Kurtz-Phelan did admit that there were some less-than positive aspects to the increased use of social media.
Speaking from his experience in the policy sphere at the State Department, he noted that it has always been difficult to mobilize the population behind complex policies. With social media, this problem is exacerbated, he said, “Things come to the fore quickly and disappear just as quickly.” Often, policymakers find themselves having to overstate or simplify a policy for people to pay attention to it, but oversimplification is always dangerous said Kurtz-Phelan, noting that it can oversell the effects of the policy so people expect more of it than is possible and can lose its diplomatic nuances, offending some people.

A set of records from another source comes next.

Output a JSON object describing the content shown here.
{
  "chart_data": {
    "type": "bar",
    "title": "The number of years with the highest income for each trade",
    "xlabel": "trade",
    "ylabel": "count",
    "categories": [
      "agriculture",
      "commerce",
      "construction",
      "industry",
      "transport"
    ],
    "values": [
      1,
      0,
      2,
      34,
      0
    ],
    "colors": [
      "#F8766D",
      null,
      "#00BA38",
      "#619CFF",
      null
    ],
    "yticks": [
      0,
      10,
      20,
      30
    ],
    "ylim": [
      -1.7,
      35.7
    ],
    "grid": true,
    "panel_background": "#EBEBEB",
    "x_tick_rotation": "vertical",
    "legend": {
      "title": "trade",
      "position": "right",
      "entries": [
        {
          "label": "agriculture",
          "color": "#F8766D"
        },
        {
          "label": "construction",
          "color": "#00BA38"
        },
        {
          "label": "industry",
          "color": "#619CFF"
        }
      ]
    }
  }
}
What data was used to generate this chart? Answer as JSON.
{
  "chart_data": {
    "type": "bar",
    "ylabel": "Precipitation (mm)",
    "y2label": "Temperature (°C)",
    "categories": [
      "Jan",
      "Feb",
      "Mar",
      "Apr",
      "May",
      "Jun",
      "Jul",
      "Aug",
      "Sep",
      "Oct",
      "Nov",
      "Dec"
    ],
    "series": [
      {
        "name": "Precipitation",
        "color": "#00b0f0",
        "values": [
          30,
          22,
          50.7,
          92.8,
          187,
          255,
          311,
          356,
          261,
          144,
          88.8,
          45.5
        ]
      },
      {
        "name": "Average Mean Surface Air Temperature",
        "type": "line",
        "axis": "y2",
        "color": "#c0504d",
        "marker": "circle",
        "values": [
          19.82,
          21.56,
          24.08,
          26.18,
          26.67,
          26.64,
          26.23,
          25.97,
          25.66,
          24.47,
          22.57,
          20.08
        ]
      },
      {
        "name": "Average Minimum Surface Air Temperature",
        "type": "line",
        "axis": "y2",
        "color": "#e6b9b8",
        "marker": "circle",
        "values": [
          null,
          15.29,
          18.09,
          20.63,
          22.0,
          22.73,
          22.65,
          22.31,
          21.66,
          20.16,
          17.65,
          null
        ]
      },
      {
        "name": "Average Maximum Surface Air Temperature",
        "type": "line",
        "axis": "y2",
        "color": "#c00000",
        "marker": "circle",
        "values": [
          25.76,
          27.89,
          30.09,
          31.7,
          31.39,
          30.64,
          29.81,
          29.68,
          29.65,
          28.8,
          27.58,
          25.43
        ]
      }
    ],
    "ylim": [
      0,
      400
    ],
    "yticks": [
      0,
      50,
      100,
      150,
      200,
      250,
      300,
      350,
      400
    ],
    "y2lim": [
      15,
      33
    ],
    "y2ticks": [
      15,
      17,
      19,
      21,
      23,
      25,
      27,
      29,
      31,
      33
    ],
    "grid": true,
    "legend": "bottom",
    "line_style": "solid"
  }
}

In response to said Kurtz-Phelan’s remarks, Abadi said that although people have access to higher quality material, it is unclear whether people are actually accessing it.
“I’m more agnostic about that,” he said.
Noting that most people read news stories their friends post on Facebook, accessed through the “appropriately named newsfeed,” Abadi pointed out to the audience that their friends are then effectively filtering the news for them.
He also pointed out that although the traffic to the New York Times website is high, so is the traffic to “less sophisticated places with poor, and sometimes harmful content.”